Greve é direito: trabalhadores encaram ameaças e afirmam que “lutar não é crime”
Depois de quinze dias de greve, os servidores municipais de Florianópolis (SC) encerraram o movimento em assembleia, gritando: “direitos, vitória de quem luta!”. A decisão da categoria foi aceitar os termos negociados em uma câmara de conciliação do Tribunal de Justiça.
Quanto ao reajuste salarial, a categoria conquistou um índice de 4% retroativo à data-base de 1º de maio, em parcela única, frente a uma inflação de 3,83%, e 8% de aumento nos vales alimentação e lanche.
Mas o foco da pauta este ano eram os pisos e planos de carreira, de acordo Bruno Ziliotto, diretor do Sindicato dos Trabalhadores no Serviço Público Municipal (Sintrasem). O Piso Nacional da Enfermagem será pago integralmente no vencimento, assim que chegarem os recursos repassados pelo governo federal.
Os auxiliares de sala, que a prefeitura não reconhece como parte do quadro da educação, terão a incorporação de gratificações no valor de R$ 600,00, aproximando seus salários ao Piso Nacional do Magistério. O acordo prevê ainda iniciar a “descompactação” da carreira do Magistério a partir de julho, assim como o pagamento de parcelas devidas no Plano de Carreira do chamado Quadro Civil (que abrange os servidores da Saúde, Assistência Social e outras secretarias). Por fim, estabelece prazo para lançamento de edital de concurso público e prorrogação daqueles em vigor.

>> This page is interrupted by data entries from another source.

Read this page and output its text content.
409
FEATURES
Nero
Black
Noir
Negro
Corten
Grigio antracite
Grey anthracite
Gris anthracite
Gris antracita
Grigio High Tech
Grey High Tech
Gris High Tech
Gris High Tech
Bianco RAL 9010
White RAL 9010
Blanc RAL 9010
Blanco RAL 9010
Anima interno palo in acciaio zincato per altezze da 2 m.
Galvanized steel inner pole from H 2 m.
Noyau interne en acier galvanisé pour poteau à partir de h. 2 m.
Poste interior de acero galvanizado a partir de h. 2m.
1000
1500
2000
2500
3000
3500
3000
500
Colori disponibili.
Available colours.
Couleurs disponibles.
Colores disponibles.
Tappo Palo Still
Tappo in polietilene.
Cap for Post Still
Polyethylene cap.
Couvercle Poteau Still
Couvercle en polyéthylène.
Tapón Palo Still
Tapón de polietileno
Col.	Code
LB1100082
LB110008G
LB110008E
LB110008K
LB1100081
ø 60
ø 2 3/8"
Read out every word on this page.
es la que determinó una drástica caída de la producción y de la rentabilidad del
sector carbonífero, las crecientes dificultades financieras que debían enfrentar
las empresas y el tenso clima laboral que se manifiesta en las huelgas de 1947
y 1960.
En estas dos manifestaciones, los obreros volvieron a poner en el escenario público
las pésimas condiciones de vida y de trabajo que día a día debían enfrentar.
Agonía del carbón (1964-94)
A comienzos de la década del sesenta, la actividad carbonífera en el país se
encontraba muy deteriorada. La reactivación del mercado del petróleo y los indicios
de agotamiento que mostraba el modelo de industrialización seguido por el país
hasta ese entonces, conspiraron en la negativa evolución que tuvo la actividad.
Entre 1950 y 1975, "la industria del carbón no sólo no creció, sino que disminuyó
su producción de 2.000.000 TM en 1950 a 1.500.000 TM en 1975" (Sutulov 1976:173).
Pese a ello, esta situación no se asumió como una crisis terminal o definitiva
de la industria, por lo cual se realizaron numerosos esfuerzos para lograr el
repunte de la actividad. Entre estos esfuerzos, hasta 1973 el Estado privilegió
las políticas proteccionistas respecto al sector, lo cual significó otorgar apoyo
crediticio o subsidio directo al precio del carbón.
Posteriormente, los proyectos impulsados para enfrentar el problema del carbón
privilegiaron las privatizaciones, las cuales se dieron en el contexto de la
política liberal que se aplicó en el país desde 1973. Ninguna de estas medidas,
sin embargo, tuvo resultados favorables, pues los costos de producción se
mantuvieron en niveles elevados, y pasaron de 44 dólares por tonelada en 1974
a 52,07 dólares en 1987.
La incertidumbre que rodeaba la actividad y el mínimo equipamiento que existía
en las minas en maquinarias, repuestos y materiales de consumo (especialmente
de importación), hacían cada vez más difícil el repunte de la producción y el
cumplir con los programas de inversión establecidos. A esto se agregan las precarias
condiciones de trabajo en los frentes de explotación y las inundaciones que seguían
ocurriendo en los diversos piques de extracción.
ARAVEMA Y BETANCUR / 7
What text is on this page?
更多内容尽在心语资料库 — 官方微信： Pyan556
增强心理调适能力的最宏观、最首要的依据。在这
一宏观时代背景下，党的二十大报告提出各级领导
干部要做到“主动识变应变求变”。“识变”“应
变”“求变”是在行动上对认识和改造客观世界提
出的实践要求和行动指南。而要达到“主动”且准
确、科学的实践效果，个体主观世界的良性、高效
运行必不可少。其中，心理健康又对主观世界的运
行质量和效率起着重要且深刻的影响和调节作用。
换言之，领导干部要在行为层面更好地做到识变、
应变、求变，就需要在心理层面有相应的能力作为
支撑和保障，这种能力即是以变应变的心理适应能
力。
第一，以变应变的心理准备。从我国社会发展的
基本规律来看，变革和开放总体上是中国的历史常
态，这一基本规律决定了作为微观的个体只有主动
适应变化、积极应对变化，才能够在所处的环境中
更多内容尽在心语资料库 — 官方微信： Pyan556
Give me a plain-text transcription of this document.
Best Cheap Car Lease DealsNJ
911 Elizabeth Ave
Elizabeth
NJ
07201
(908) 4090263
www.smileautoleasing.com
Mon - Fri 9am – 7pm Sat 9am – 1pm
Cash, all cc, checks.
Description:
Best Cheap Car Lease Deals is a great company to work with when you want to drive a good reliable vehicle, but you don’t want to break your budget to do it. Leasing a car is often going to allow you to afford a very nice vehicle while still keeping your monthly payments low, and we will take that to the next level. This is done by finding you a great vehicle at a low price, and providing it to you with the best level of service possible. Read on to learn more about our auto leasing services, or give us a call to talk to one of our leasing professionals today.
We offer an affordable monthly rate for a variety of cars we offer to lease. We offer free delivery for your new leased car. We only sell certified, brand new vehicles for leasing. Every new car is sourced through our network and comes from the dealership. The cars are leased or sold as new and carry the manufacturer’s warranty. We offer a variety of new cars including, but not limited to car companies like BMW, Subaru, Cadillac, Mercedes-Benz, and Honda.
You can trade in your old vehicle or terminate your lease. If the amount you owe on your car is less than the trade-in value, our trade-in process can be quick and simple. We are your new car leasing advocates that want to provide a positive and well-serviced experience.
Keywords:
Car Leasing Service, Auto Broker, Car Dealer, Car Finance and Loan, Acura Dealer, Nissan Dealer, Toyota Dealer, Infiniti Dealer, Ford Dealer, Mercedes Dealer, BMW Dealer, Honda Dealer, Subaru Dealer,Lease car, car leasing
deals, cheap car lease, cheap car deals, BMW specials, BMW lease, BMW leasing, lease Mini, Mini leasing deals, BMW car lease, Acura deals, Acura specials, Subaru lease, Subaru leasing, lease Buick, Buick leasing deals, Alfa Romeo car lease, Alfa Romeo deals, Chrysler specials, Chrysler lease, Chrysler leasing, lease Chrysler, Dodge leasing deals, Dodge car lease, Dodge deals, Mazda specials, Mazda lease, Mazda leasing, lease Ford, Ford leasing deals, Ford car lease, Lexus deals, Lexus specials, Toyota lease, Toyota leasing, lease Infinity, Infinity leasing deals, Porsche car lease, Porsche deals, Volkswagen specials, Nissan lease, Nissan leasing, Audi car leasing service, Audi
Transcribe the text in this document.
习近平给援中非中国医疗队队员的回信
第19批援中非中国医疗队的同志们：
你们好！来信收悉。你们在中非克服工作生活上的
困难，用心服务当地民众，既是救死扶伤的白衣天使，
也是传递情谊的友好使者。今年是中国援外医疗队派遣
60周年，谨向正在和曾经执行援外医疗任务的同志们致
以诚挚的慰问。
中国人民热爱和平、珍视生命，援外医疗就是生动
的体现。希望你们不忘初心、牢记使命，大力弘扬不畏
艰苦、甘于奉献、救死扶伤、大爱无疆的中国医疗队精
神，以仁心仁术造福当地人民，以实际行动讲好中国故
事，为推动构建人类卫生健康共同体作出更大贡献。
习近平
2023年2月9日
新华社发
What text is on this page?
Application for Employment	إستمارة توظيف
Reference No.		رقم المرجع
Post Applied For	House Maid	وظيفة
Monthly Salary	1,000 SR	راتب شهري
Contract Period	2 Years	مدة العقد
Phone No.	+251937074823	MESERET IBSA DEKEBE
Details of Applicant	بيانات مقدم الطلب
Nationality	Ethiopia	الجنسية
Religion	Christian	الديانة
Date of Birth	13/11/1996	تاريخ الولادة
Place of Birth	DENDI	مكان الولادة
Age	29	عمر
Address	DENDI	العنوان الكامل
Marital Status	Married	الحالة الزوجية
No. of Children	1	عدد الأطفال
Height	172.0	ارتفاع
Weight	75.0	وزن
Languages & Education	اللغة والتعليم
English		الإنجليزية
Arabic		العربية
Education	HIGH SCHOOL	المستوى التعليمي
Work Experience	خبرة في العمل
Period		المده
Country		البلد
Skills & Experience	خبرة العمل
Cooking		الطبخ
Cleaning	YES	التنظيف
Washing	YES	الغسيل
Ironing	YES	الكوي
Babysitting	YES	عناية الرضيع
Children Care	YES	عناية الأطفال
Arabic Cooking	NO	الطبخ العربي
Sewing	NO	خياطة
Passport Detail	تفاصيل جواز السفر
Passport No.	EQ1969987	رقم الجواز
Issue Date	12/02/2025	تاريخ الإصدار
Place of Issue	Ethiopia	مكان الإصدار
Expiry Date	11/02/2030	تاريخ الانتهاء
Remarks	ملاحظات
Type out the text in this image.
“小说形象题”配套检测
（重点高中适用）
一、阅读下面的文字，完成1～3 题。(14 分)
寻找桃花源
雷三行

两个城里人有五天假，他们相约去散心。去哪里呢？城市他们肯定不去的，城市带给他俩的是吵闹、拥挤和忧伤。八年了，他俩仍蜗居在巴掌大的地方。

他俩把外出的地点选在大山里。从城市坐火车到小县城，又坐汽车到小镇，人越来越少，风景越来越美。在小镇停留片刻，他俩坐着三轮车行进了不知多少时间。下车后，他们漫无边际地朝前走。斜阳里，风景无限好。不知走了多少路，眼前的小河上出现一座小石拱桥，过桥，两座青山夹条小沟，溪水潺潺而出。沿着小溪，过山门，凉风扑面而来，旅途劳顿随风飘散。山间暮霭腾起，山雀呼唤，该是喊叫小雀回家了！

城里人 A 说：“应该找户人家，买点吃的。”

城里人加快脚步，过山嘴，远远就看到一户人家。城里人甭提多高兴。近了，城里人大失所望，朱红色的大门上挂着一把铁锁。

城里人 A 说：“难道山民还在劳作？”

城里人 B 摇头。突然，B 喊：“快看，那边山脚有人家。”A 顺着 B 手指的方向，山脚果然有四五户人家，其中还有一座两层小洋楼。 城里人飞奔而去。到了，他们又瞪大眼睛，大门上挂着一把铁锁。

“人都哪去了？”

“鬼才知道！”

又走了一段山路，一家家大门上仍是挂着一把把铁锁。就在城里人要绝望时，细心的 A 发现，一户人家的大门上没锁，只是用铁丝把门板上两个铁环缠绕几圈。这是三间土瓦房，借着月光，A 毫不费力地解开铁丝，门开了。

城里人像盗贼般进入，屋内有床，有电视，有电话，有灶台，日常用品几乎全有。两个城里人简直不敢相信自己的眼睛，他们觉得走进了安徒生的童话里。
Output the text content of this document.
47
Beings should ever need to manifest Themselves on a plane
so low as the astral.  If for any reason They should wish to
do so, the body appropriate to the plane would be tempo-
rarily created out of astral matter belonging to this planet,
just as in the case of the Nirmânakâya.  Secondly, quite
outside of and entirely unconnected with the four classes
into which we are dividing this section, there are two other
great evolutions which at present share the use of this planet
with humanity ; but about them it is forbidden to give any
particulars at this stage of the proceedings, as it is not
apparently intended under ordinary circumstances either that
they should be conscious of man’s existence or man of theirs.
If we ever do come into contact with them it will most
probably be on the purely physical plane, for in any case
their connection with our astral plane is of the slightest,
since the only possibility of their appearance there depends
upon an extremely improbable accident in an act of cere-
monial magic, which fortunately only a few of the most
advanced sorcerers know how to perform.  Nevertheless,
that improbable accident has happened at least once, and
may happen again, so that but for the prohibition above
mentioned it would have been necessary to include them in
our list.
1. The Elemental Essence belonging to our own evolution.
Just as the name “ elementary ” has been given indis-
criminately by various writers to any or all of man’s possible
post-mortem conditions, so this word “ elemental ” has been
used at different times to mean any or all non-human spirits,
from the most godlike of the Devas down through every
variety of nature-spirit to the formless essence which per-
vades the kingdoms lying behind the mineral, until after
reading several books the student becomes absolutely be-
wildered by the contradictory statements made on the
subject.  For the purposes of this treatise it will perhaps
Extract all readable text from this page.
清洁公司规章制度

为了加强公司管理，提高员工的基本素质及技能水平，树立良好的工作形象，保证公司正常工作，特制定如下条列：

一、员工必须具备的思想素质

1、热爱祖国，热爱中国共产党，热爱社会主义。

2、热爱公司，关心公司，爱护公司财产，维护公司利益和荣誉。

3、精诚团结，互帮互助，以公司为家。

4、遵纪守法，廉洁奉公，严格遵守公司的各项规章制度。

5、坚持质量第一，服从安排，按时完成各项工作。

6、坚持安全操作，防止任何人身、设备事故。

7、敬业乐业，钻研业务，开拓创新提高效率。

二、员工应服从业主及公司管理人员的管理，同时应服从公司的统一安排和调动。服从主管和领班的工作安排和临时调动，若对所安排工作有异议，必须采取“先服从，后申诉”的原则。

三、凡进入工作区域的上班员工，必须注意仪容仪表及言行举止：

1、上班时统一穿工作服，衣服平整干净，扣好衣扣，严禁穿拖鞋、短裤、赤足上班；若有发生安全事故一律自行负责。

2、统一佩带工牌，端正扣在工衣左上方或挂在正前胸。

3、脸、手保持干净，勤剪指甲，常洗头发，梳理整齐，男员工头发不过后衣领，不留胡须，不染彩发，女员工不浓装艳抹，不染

Categoria resistiu a todo tipo de ameaça
Com medo da força da mobilização, o prefeito Topázio Neto – um bolsonarista do PSD que acumula condenações judiciais por descumprir direitos trabalhistas em suas empresas – correu à Justiça. “Logo nas primeiras 24 horas do movimento, já tinha uma liminar de ilegalidade da greve, um pedido da prefeitura acatado por um desembargador em decisão monocrática. A categoria resistiu bravamente”, conta o diretor do Sintrasem.
O Sindicato denunciou, durante o movimento, as ameaças diárias de demissões, desconto, punições, multa à entidade, pedido de prisão de dirigentes. Em um movimento de solidariedade, quase 200 organizações de todo o país enviaram moções e participações em um ato. A CUT-SC cumpriu importante papel na organização dessa campanha.
Os servidores enfrentaram as decisões que tentavam negar o direito de greve com… o fortalecimento da greve! Não abaixaram a cabeça, afirmaram que lutar não é crime, e foi essa resistência que possibilitou os avanços no atendimento da pauta e, mais que isso, a formalização de que não haverá perseguição a nenhum grevista (contra a vontade de Topázio) e a conversão da multa contra o Sintrasem, que seria de cerca de R$ 2.6 milhões, em doação de alimentos.
“Nós tivemos mais de 200 novas filiações no sindicato. A categoria sabe que o instrumento de luta dela e a sua organização coletiva é que garantiu essas vitórias”, conta Bruno.
Luta contra as Organizações Sociais
A defesa dos direitos e salários dos servidores públicos é também a defesa da qualidade dos serviços públicos que atendem a população, e um dos eixos centrais da greve era o enfretamento ao projeto de terceirização de Topázio, que está entregando unidades para Organizações Sociais (OSs).
A categoria conseguiu “estancar” a terceirização: apesar de o governo não ter recuado da sua intenção de entregar a gestão de duas UPAs, o acordo formalizado no TJ registra que nenhum outro equipamento será repassado para OSs até o fim desse governo.
O Sindicato registrou que os trabalhadores não vão recuar no combate contra as OSs.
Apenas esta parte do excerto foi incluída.